Kann man sich also tatsächlich Vorteile von der etwas ungewöhnlichen Methode erhoffen? Der Job-Experte Jack Kelly ist sich da nicht so sicher. Es sei keine effektive Strategie, aufgebracht voreilige Entscheidungen im beruflichen Kontext zu treffen, schreibt er im Wirtschaftsmagazin "Forbes". Für Personalabteilungen könne es ein rotes Tuch sein, wenn Bewerber:innen ihren Frust und ihr Ressentiment, die beim Rage Applying meist eine übergeordnete Rolle spielen, mit in ein Bewerbungsgespräch nehmen. Kelly warnt außerdem davor, dass man sich beim Impuls-Bewerben nicht die Zeit nehme, Job-Angebote gut zu überdenken – und dadurch womöglich eines annimmt, das einen letztlich nicht erfüllt.
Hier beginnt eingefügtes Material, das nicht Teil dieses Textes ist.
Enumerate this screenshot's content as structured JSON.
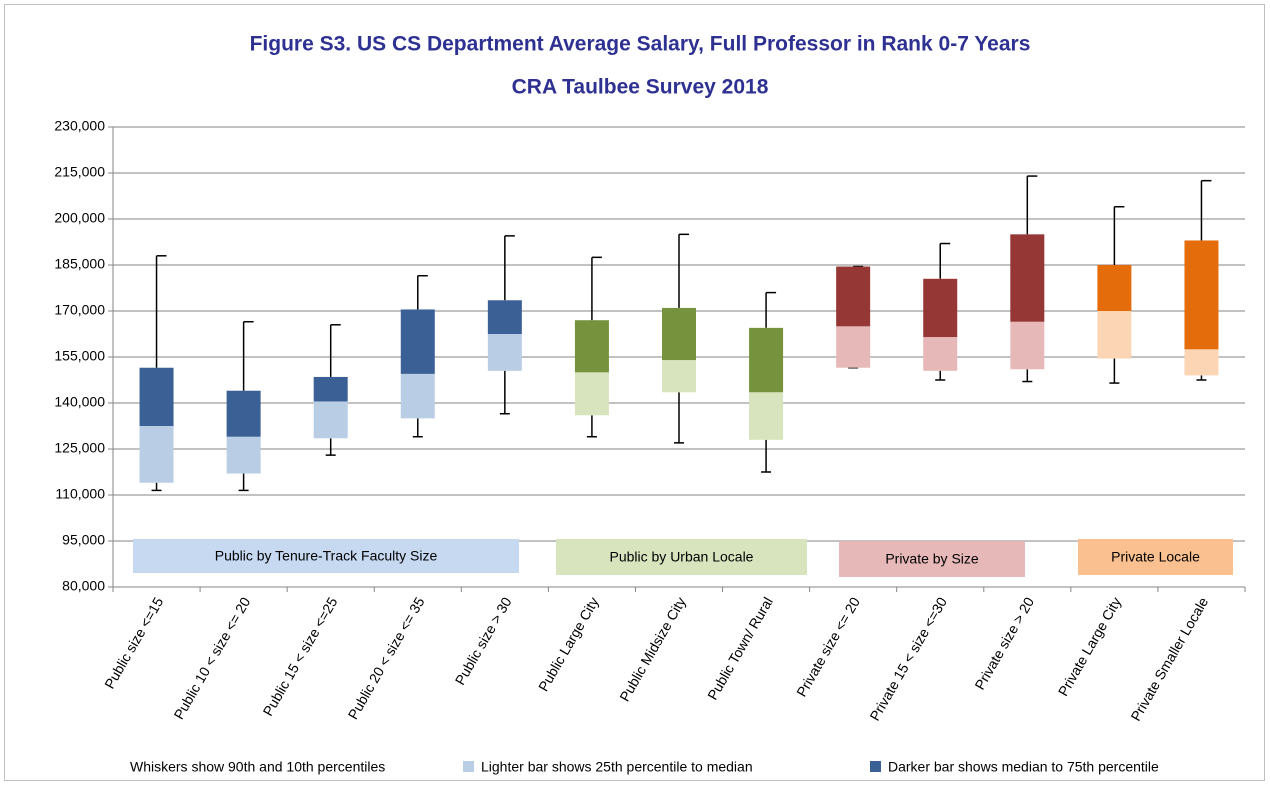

Jungen Menschen ist der Job nicht mehr so wichtig wie zuvor
Der Trend ist außerdem ein Beleg für eine Entwicklung der Arbeitswelt, die Expert:innen schon länger beobachten, insbesondere bei jungen Menschen: Die Bindung an den eigenen Job unter Arbeitnehmer:innen nimmt immer weiter ab. In einer repräsentativen Umfrage des Markt- und Meinungsforschungsinstituts YouGov, die letzten September veröffentlicht wurde, sagten beispielsweise nur noch 58 Prozent der unter 25-Jährigen, dass sie sich ein Leben ohne Beruf nicht vorstellen könnten. Zwei Jahre davor waren das noch 69 Prozent gewesen.
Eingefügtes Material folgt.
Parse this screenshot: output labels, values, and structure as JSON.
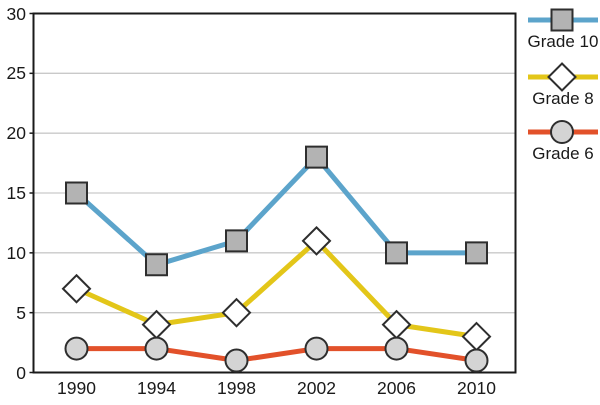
{
  "chart_data": {
    "type": "line",
    "categories": [
      "1990",
      "1994",
      "1998",
      "2002",
      "2006",
      "2010"
    ],
    "series": [
      {
        "name": "Grade 10",
        "values": [
          15,
          9,
          11,
          18,
          10,
          10
        ],
        "color": "#5CA4CB",
        "marker": "square",
        "marker_fill": "#B3B3B3"
      },
      {
        "name": "Grade 8",
        "values": [
          7,
          4,
          5,
          11,
          4,
          3
        ],
        "color": "#E3C619",
        "marker": "diamond",
        "marker_fill": "#FFFFFF"
      },
      {
        "name": "Grade 6",
        "values": [
          2,
          2,
          1,
          2,
          2,
          1
        ],
        "color": "#E2512A",
        "marker": "circle",
        "marker_fill": "#D4D4D4"
      }
    ],
    "title": "",
    "xlabel": "",
    "ylabel": "",
    "ylim": [
      0,
      30
    ],
    "y_ticks": [
      0,
      5,
      10,
      15,
      20,
      25,
      30
    ],
    "grid": "horizontal",
    "legend_position": "right"
  },
  "colors": {
    "background": "#FFFFFF",
    "axis_border": "#1A1A1A",
    "gridline": "#C9C9C9",
    "marker_stroke": "#2E2E2E",
    "text": "#1A1A1A"
  }
}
Was die Gen Z und Millennials wollen
Mit einer solchen Haltung – dass der Job eben nicht essentiell ist für ein erfülltes Leben – verändern sich auch die Anforderungen an Jobs. Das beobachten auch Expert:innen. So sagt Torsten Withake, Chef der nordrhein-westfälischen Regionaldirektion der Bundesagentur für Arbeit: "Es verwundert nicht, dass die Anforderung von Unternehmen wie auch die Erwartungen der Beschäftigten an ihr Arbeits- und Alltagsleben sich rasant verändern".
Was wünschen die Gen Z und Millennials sich also vom eigenen Job? Eine globale Studie mit 35.000 Befragten, die von "Business Insider" zitiert wird, zeigt: Junge Menschen wollen vor allem eine Stelle, die zu ihnen passt und die sie erfüllt. Jede:r Zweite würde demnach sogar lieber arbeitslos als unglücklich im Job sein. Geld spielt aber nach wie vor eine Rolle, das zeigt nicht nur das Phänomen Rage Applying, sondern auch die Studie "Jugend in Deutschland".
Auch Geld wird jungen Arbeitnehmer:innen wichtiger
Die größte Sorge junger Menschen hierzulande ist demnach die Inflation – dadurch haben sich ihre Erwartungen an Beruf und Arbeit verschoben. Geld liegt im Motivations-Ranking mit 60 Prozent mit großem Abstand vor Spaß (40 Prozent) und dem Erreichen von Zielen (33 Prozent).
Der Studienleiter sagt dazu: "Was wir hier beobachten, ist kein neuer Materialismus, sondern eine Form von Existenzialismus. Junge Menschen sehen ihrer finanziellen Zukunft mit großer Sorge entgegen, und um sich für die Zukunft abzusichern, benötigen sie Geld."